Another solution might be to create a cleaned checkbox field on the children. After cleaning, the batch job will set that checkbox on the child.

Then create a rollup summary field on the parent that counts all children with cleaned to false.

Then you can filter on all master records that have > 0 uncleaned children?

2
  • Except that you still need to acquire a record lock to set that field. Would that really change anything?
    – Adrian Larson
    Commented Feb 22, 2017 at 15:07
  • 1
    No you don't, because quote "I have 2 Batch classes working on different child objects of a common master object." which I suppose means that the Batches will not have conflicts on the child records?

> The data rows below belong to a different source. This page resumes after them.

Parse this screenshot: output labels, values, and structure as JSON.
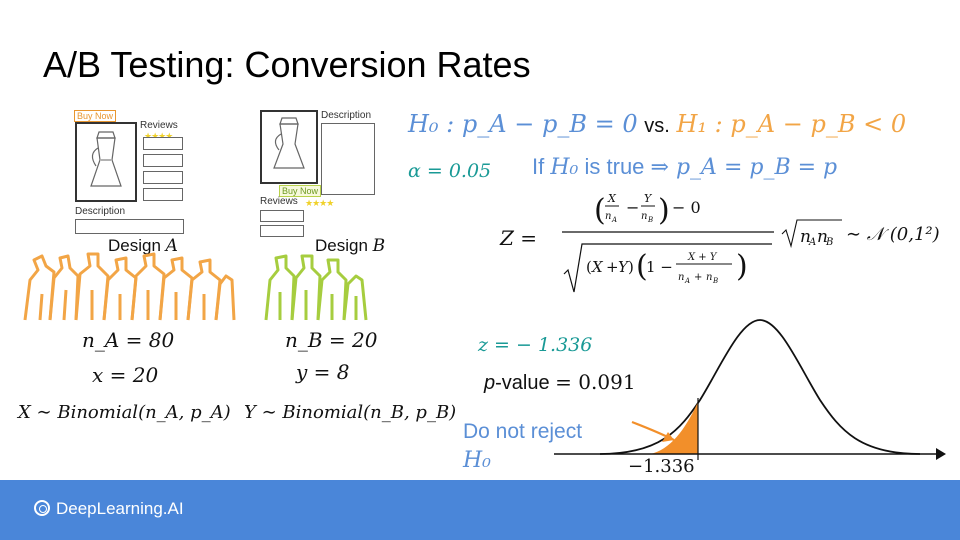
{
  "title": "A/B Testing: Conversion Rates",
  "design_a": {
    "buy_now": "Buy Now",
    "reviews": "Reviews",
    "stars": "★★★★",
    "description": "Description",
    "label": "Design",
    "label_var": "A",
    "n_label": "n_A = 80",
    "x_label": "x = 20",
    "dist_label": "X ∼ Binomial(n_A, p_A)"
  },
  "design_b": {
    "buy_now": "Buy Now",
    "reviews": "Reviews",
    "stars": "★★★★",
    "description": "Description",
    "label": "Design",
    "label_var": "B",
    "n_label": "n_B = 20",
    "y_label": "y = 8",
    "dist_label": "Y ∼ Binomial(n_B, p_B)"
  },
  "hypotheses": {
    "h0": "H₀ : p_A − p_B = 0",
    "vs": "vs.",
    "h1": "H₁ : p_A − p_B < 0"
  },
  "alpha": "α = 0.05",
  "if_h0": {
    "prefix": "If",
    "h0": "H₀",
    "middle": "is true",
    "implies": "⇒ p_A = p_B = p"
  },
  "z_formula": {
    "lhs": "Z =",
    "rhs": "∼ 𝒩 (0,1²)"
  },
  "z_value": "z = − 1.336",
  "p_value": {
    "prefix": "p",
    "suffix": "-value",
    "value": "= 0.091"
  },
  "decision": {
    "line1": "Do not reject",
    "line2": "H₀"
  },
  "critical_tick": "−1.336",
  "footer": {
    "brand": "DeepLearning.AI"
  },
  "colors": {
    "blue": "#5b8fd6",
    "orange": "#f2a546",
    "teal": "#1a9a96",
    "footer": "#4a86d9",
    "crowd_a": "#f2a546",
    "crowd_b": "#a6cd3f"
  }
}
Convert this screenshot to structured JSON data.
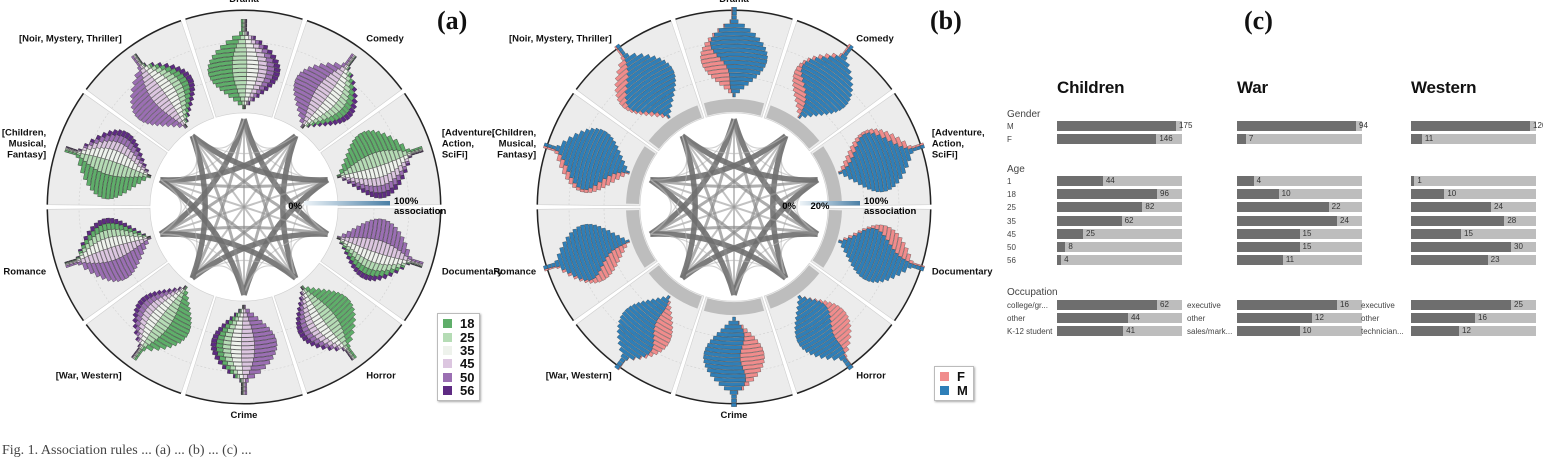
{
  "labels": {
    "a": "(a)",
    "b": "(b)",
    "c": "(c)"
  },
  "caption": "Fig. 1. Association rules ... (a) ... (b) ... (c) ...",
  "genres": [
    "Drama",
    "Comedy",
    "[Adventure,\nAction,\nSciFi]",
    "Documentary",
    "Horror",
    "Crime",
    "[War, Western]",
    "Romance",
    "[Children,\nMusical,\nFantasy]",
    "[Noir, Mystery, Thriller]"
  ],
  "scale": {
    "min": "0%",
    "mid": "20%",
    "max": "100%",
    "caption": "association"
  },
  "age_legend": [
    {
      "label": "18",
      "color": "#5fae6a"
    },
    {
      "label": "25",
      "color": "#b5dcb5"
    },
    {
      "label": "35",
      "color": "#eef2ec"
    },
    {
      "label": "45",
      "color": "#dcc6e0"
    },
    {
      "label": "50",
      "color": "#9b6fb3"
    },
    {
      "label": "56",
      "color": "#5e2b83"
    }
  ],
  "gender_legend": [
    {
      "label": "F",
      "color": "#f08c8c"
    },
    {
      "label": "M",
      "color": "#2f7fb8"
    }
  ],
  "chart_data": [
    {
      "type": "radial-histogram",
      "panel": "(a)",
      "categories": [
        "Drama",
        "Comedy",
        "[Adventure, Action, SciFi]",
        "Documentary",
        "Horror",
        "Crime",
        "[War, Western]",
        "Romance",
        "[Children, Musical, Fantasy]",
        "[Noir, Mystery, Thriller]"
      ],
      "legend": [
        "18",
        "25",
        "35",
        "45",
        "50",
        "56"
      ]
    },
    {
      "type": "radial-histogram",
      "panel": "(b)",
      "categories": [
        "Drama",
        "Comedy",
        "[Adventure, Action, SciFi]",
        "Documentary",
        "Horror",
        "Crime",
        "[War, Western]",
        "Romance",
        "[Children, Musical, Fantasy]",
        "[Noir, Mystery, Thriller]"
      ],
      "legend": [
        "F",
        "M"
      ]
    },
    {
      "type": "bar",
      "panel": "(c)",
      "groups": [
        {
          "title": "Children",
          "gender": [
            {
              "label": "M",
              "value": 175
            },
            {
              "label": "F",
              "value": 146
            }
          ],
          "age": [
            {
              "label": "1",
              "value": 44
            },
            {
              "label": "18",
              "value": 96
            },
            {
              "label": "25",
              "value": 82
            },
            {
              "label": "35",
              "value": 62
            },
            {
              "label": "45",
              "value": 25
            },
            {
              "label": "50",
              "value": 8
            },
            {
              "label": "56",
              "value": 4
            }
          ],
          "occupation": [
            {
              "label": "college/gr...",
              "value": 62
            },
            {
              "label": "other",
              "value": 44
            },
            {
              "label": "K-12 student",
              "value": 41
            }
          ]
        },
        {
          "title": "War",
          "gender": [
            {
              "label": "",
              "value": 94
            },
            {
              "label": "",
              "value": 7
            }
          ],
          "age": [
            {
              "label": "",
              "value": 4
            },
            {
              "label": "",
              "value": 10
            },
            {
              "label": "",
              "value": 22
            },
            {
              "label": "",
              "value": 24
            },
            {
              "label": "",
              "value": 15
            },
            {
              "label": "",
              "value": 15
            },
            {
              "label": "",
              "value": 11
            }
          ],
          "occupation": [
            {
              "label": "executive",
              "value": 16
            },
            {
              "label": "other",
              "value": 12
            },
            {
              "label": "sales/mark...",
              "value": 10
            }
          ]
        },
        {
          "title": "Western",
          "gender": [
            {
              "label": "",
              "value": 120
            },
            {
              "label": "",
              "value": 11
            }
          ],
          "age": [
            {
              "label": "",
              "value": 1
            },
            {
              "label": "",
              "value": 10
            },
            {
              "label": "",
              "value": 24
            },
            {
              "label": "",
              "value": 28
            },
            {
              "label": "",
              "value": 15
            },
            {
              "label": "",
              "value": 30
            },
            {
              "label": "",
              "value": 23
            }
          ],
          "occupation": [
            {
              "label": "executive",
              "value": 25
            },
            {
              "label": "other",
              "value": 16
            },
            {
              "label": "technician...",
              "value": 12
            }
          ]
        }
      ],
      "sections": [
        "Gender",
        "Age",
        "Occupation"
      ]
    }
  ]
}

Commented Feb 23, 2017 at 9:17
1

I spoke with SF about this issue. Apex detects deadlocks via timeout. Retry by repeating the DML may be a viable technique. The important thing to understand is what you are effectively doing is simply increase the wait before timeout.

As others have pointed out, FOR UPDATE may be a good technique to avoid deadlock in some situations so you may wish to employ that technique first.

Regarding the way you coded it, you have two issues, one major and one minor. The major issue is that you will retry forever. You should probably limit the retry to a few tries. If it takes longer than two or three attempts, something may be very wrong. The minor issue is that you are using recursion so the stack is getting deeper and deeper with each attempt. You can fix both issues by putting the DML in a few loop and break from the for loop on success.